Nessa lógica, o professor não precisa aprimorar suas capacidades intelectuais, já que não é mais necessário passar o conhecimento científico. Sua formação vai ficando cada vez mais enxuta e seu salário cada vez mais baixo. “O trabalhador [professor] torna-se tanto mais pobre quanto mais riqueza produz, quanto mais a sua produção aumenta em poder e extensão. O trabalhador [professor] torna-se uma mercadoria tanto mais barata, quanto maior número de bens [imagens] produz”.[17]
E assim está constituída a nova forma de alienação do trabalho docente. Os professores se tornaram máquinas de produção de imagens em massa.
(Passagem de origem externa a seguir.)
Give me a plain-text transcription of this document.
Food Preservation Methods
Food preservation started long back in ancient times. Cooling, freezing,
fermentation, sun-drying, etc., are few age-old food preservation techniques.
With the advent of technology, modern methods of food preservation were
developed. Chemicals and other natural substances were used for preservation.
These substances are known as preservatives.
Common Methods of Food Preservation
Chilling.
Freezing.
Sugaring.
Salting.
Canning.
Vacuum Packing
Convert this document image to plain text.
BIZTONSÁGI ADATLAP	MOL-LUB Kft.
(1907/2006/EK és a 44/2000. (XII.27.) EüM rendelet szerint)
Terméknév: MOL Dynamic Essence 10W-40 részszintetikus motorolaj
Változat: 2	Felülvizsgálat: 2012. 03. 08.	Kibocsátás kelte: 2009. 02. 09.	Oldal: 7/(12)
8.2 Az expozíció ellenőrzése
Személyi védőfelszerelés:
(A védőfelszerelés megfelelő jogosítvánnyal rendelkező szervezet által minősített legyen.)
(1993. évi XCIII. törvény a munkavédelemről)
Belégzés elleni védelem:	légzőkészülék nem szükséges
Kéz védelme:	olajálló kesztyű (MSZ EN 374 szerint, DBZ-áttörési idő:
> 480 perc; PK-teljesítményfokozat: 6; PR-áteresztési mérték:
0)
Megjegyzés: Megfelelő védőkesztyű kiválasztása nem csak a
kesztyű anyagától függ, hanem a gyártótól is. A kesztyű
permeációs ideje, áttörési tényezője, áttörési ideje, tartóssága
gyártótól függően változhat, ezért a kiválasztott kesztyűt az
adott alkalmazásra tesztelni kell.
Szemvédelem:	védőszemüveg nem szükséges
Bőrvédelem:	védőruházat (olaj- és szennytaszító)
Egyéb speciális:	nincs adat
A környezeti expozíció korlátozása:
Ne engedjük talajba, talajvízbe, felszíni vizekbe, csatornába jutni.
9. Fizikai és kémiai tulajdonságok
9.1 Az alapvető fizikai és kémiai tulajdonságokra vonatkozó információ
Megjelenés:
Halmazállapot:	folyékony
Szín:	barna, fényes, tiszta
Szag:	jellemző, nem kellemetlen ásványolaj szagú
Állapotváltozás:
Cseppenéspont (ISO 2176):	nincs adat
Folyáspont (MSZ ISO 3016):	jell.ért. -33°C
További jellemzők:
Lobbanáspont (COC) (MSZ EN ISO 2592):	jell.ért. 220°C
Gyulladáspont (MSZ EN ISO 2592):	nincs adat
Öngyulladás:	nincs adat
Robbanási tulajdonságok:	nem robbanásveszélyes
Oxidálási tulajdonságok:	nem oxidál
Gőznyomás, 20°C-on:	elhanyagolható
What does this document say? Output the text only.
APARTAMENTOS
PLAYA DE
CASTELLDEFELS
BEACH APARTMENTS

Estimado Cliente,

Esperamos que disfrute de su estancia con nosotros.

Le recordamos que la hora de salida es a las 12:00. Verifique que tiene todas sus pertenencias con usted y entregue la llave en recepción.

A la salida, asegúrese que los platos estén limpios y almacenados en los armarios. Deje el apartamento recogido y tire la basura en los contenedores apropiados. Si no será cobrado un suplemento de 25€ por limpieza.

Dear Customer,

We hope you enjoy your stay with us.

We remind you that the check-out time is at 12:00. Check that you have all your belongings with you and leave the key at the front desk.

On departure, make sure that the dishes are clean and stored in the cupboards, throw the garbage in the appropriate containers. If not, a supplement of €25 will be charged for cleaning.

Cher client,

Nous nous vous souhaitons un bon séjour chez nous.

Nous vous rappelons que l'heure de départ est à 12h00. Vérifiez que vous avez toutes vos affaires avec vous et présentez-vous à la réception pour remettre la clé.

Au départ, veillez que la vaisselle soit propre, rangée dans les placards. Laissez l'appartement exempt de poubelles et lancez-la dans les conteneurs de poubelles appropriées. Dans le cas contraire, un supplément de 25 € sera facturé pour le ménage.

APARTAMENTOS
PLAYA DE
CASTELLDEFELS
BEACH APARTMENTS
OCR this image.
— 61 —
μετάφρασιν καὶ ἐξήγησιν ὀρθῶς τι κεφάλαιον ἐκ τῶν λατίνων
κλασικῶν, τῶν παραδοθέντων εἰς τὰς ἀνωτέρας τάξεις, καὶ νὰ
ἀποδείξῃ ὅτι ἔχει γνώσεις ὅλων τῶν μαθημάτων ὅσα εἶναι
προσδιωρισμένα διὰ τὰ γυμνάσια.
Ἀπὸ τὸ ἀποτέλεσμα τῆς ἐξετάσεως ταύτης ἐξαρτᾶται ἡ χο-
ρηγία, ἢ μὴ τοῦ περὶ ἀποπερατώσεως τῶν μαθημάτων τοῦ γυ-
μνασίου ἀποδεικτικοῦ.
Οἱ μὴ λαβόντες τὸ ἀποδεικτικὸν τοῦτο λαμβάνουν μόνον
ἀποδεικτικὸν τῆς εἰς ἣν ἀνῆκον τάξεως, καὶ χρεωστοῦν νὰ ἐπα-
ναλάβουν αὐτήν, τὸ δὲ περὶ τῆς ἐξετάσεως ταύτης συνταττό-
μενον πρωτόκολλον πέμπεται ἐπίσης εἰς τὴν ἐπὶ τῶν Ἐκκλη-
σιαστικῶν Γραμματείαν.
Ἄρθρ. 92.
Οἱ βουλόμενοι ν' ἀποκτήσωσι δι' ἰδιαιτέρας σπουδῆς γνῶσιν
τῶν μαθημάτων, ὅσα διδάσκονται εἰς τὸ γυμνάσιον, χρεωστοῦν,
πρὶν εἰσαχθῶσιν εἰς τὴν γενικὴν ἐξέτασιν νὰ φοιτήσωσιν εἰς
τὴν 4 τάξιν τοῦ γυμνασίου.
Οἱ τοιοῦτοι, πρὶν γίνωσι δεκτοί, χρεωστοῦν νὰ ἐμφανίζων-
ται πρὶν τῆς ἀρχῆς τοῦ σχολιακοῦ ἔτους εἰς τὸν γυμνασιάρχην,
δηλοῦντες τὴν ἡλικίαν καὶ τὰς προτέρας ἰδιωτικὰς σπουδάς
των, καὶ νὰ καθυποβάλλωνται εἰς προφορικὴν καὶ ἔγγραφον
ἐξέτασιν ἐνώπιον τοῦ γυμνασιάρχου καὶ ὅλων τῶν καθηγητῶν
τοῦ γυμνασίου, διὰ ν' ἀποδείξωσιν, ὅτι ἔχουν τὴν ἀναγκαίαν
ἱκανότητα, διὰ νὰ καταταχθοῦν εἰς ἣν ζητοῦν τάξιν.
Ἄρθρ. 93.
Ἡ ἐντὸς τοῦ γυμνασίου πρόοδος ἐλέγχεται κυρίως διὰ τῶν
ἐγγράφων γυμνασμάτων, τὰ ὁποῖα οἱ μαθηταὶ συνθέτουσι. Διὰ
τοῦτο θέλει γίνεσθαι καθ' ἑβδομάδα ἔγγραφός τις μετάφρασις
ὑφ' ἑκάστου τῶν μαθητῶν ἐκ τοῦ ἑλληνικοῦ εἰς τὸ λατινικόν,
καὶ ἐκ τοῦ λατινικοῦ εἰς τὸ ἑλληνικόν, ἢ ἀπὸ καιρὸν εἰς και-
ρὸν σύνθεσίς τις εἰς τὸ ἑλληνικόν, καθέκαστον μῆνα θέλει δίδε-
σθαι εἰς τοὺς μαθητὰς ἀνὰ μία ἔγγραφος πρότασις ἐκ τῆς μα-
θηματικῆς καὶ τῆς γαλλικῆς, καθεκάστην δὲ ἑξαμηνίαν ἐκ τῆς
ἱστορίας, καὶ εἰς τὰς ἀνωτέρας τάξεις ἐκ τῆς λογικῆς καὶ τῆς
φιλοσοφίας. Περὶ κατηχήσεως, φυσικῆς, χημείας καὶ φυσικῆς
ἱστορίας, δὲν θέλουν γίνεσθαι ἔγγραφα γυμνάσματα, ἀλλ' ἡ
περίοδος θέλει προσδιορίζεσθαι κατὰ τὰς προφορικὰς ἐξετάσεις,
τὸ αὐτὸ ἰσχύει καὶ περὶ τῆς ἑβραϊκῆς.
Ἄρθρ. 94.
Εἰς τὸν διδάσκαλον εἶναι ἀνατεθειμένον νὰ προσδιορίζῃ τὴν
A ideia de que é possível transformar o mundo através da educação ficou para trás e a escola se dobrou à ditadura do significante. O conteúdo pedagógico, emancipatório, indispensável para a formação de um cidadão crítico, cedeu lugar ao que pode ser transformado em imagens espetaculares que servirão de capital político para os gestores e administradores escolares.
É inevitável uma crise da educação humanista em um mundo em que tudo precisa se tornar mercadoria. A escola é usada como publicidade através de maquiagens e projetos que não possuem finalidade pedagógica, “cujos efeitos reais no mundo importam apenas na medida em que se registrem bem no nível das aparências”.[18]
Esse mecanismo tem dado certo, pelo menos no Rio de Janeiro, onde o secretário de educação vem angariando capital político ao exibir, por meio de um eficiente pessoal de relações públicas, as escolas maquiadas cheia de atividades.
O professor foi forçado a fabricar uma outra coisa para não se reconhecer no objeto do seu trabalho. Trabalha apenas em troca de dinheiro, isto é, para a sua subsistência, como um animal. Ele é desumanizado. E, se antes os professores, mesmo que de forma precária, conseguiam pôr em prática o projeto freiriano de emancipação do oprimido, hoje isso se torna praticamente impossível, já que os elementos que têm o direito de se transformar em imagem são de caráter simplório, adequado aos padrões da indústria do entretenimento.
Vale lembrar que o que é postado nas redes sociais está sendo vigiado e avaliado pelos superiores. Logo a imagem rebelde seria cancelada. Isso porque “o regime de informação revela traços totalitários”, como disse Byun Chul Han. Contudo, inspirando-me em Roland Barthes, possui “traços totalitários”, não porque proíbe a imagem rebelde, mas porque obriga a dizer o que se adequa aos interesses dominantes. Há espaço para a produção de imagens pedagógicas subversivas? Há espaço para desafiar o educando a analisar o mundo criticamente?
Raphael Silva Fagundes é doutor em História Política pela Uerj e professor das redes municipais do Rio de Janeiro e de Itaguaí.
[1] BUCCI, E. A Superindústria do Imaginário. Belo Horizonte: Autêntica, 2021, p. 148.
[2] Id., p. 22.
[3] Id., p. 333.
[4] LAVAL, C. A escola não é uma empresa. São Paulo: Boitempo, 2019.
[5] CANCLINI, N. Cidadãos substituídos por algoritmos. São Paulo: Edusp, 2021, p. 149.
[6] LAVAL, C. A escola não é uma empresa. São Paulo: Boitempo, 2019, p. 187.
[7] MARTIN-BARBERO, J. A comunicação na educação. São Paulo: Contexto, 2023, p. 13
[8] HAN, B-C. Infocracia. Petrópolis: Vozes, 2022, p. 27.
[9] MARX, K. Manuscritos econômico-filosóficos. Tradução Jesus Ranieri. São Paulo: Boitempo, 2004, p. 111-112.
[10] Id., p. 114.
[11] Id., p. 115.
[12] Id , p. 117.
[13] Id., p. 114.
[14] Id.
[15] Id., p. 111.
[16] Id., p. 113.
[17] Id., p. 111.
[18] FISHER, M. Realismo capitalista. São Paulo: Autonomia Literária, 2020, p. 76.